Law & Our Democracy
Tibor R. Machan
One clear thing about the WikiLeaks affair is that outfits like The New York Times are showing their hypocrisy by failing to vigorously defend WikiLeaks’ Julian Assange’s actions. Wasn’t it The Times that published Daniel Ellsberg’s stolen Pentagon Papers and insisted that this was a valid exercise of its First Amendment Rights and that Ellsberg was a hero? And sure, there is a distinction between taking the papers and publishing them but it seems to me rather cowardly to hide behind that.
But the more serious and general issues is whether laws enacted in a kind of corrupted democracy such as the United States of America are actually morally binding on the citizenry. A good clue comes from the U. S. Supreme Court: “The very purpose of the Bill of Rights was to withdraw certain subjects from the vicissitudes of political controversy, to place them beyond the reach of majorities and officials, and to establish them as legal principles to be applied by the Courts. One's right to life, liberty and property, to free speech, a free press, freedom of worship and assembly and other fundamental rights may not be submitted to a vote; they depend on the outcome of no elections.” [U. S. Supreme Court in West Virginia State Board of Education v. Barnette (1943)]
Sadly, this purposes has since been completely abandoned by that same court, most recently when it basically abolished the Fifth Amendment’s protection of the right to private property in the July 2005 ruling in City of New London, CT v. Kelo. Once democracy has become so bloated in its reach that no principles are safe from the mob, why exactly should citizens follow so called laws made democratically? They aren’t really laws by then but merely rules laid down by those who have nearly unlimited power.
When as a 14 year old I lived in Budapest under the rule of the “democratic republic” of Hungary--which was but a ruse disguising sheer Soviet style power--my family repeatedly violated “the law,” which is to say we defied the rules the communist--in fact, fascist--regime tried to impose on us all. We hid fugitives from Hungarian prisons and helped them escape to the West.

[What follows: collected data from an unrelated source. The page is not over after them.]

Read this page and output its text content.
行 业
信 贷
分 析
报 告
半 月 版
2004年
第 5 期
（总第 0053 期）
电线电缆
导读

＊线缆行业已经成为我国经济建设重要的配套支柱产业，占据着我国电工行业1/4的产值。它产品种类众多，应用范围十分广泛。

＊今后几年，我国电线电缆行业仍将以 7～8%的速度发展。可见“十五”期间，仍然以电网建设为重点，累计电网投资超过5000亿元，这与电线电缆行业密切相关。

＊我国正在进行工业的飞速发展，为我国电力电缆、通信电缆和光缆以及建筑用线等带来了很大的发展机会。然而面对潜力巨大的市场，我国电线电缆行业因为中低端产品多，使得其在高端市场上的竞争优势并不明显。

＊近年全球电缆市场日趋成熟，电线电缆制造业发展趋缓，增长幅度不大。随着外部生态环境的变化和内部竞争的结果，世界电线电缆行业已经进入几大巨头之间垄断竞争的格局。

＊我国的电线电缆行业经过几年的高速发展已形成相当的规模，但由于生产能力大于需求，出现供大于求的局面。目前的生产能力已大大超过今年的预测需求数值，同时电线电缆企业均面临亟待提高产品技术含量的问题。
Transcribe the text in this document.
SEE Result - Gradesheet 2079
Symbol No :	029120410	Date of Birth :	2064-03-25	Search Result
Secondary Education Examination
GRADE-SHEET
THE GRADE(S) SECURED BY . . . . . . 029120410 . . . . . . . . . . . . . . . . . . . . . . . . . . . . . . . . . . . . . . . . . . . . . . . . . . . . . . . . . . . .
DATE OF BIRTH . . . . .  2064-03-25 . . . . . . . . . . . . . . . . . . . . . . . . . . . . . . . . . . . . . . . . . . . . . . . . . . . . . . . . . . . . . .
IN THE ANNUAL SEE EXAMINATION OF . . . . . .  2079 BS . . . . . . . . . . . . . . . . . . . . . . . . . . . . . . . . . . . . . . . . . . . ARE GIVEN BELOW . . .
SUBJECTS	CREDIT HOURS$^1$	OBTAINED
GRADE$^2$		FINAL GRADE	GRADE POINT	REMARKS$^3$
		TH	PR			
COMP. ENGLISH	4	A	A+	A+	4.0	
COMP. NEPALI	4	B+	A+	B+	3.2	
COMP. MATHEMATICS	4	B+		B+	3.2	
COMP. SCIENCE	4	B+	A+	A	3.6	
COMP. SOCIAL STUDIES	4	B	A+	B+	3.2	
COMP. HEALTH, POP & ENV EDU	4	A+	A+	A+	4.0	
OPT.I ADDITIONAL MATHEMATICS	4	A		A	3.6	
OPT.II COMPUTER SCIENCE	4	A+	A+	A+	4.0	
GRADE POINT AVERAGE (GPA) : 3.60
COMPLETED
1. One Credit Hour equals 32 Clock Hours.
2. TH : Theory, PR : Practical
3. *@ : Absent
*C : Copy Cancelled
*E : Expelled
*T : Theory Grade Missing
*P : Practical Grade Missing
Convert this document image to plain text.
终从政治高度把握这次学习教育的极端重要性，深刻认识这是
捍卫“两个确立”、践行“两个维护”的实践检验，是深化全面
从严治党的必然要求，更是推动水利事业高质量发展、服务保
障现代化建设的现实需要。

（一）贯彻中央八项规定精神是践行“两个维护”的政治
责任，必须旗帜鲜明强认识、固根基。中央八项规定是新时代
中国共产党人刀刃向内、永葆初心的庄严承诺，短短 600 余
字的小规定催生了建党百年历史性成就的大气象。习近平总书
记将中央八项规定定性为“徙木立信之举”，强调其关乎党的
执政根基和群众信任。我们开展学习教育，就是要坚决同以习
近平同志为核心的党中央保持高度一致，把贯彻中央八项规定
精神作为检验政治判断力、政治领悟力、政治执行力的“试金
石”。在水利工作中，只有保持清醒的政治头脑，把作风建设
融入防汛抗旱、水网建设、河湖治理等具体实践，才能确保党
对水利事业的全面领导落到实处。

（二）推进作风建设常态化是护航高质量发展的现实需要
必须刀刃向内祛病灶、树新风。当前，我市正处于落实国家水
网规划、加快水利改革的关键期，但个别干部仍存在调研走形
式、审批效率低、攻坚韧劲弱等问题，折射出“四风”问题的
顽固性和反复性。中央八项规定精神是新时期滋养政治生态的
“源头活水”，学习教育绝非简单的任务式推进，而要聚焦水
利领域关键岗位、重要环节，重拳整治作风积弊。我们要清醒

We smuggled merchandise into Hungary with the help of athletes who were permitted to travel abroad (so as to show off how great communist athletes are). And most importantly I myself joined a group of adults who chose to violate the “law” that made it criminal to leave the country for nearly anyone not part of or favored by the ruling elite.
We made it across the border, after an arduous trip from the capitol to the Western border where border guards had been paid off by American agents so they wouldn’t stand too firmly in the way of those trying to escape. All of this was “illegal.” And no one in our group had the slightest compunction about our “illegal” conduct but felt enormous relief and even pride upon completing our journey. So, yes, we violated so called laws which weren’t anything more than the rules of a tyrannical regime. And throughout human history and around the globe back then and even now, thousands are routinely engaged in this kind of illegal conduct. And they darned well have every basic right to do so and those championing obedience of the law in these kinds of cases are full of it.
But, you say, America is a democracy and its laws are indeed binding on all of its citizens. No, that is wrong, since this democracy is now way out of control; it has repeatedly overstepped the limitations of a valid constitution. America is now a vastly illiberal democracy, one in which the majority and those allegedly representing it are perpetrating innumerable tyrannical measures, imposing rules that have no business being part of a free country. Just consider the policies vis-a-vis the consumption of “illicit” drugs!
How dare these people impose their idea of “illicit” on anyone else? Who are they, anyway? And what about the innumerable petty tyrannies of government regulations--issuing completely unjustly from federal, state, county, to municipal rulers? All these are forms of prior restraint, imposing penalties, at times jail sentences, on people who have no committed any violations of any rights but merely are deemed by bureaucrats and their bosses, politicians, capable of doing so! How is that for justice--penalizing people because they might become criminals? That policy would have us all in prison.
No, I am not impressed at all by the claim that people are violating “the law” when that law happens to be grossly unjust, enacted in violation of the basic law of the land. Obedience, compliance, is only warranted because it will serve to avoid prosecution and incarceration.
No one is obliged to be suicidal in his or her comportment toward a government that is either out and out totalitarian or only a democratic, mostly petty, tyranny. With governments like that citizens are only obliged to be prudent and crafty, except when it comes to valid provisions of the criminal law.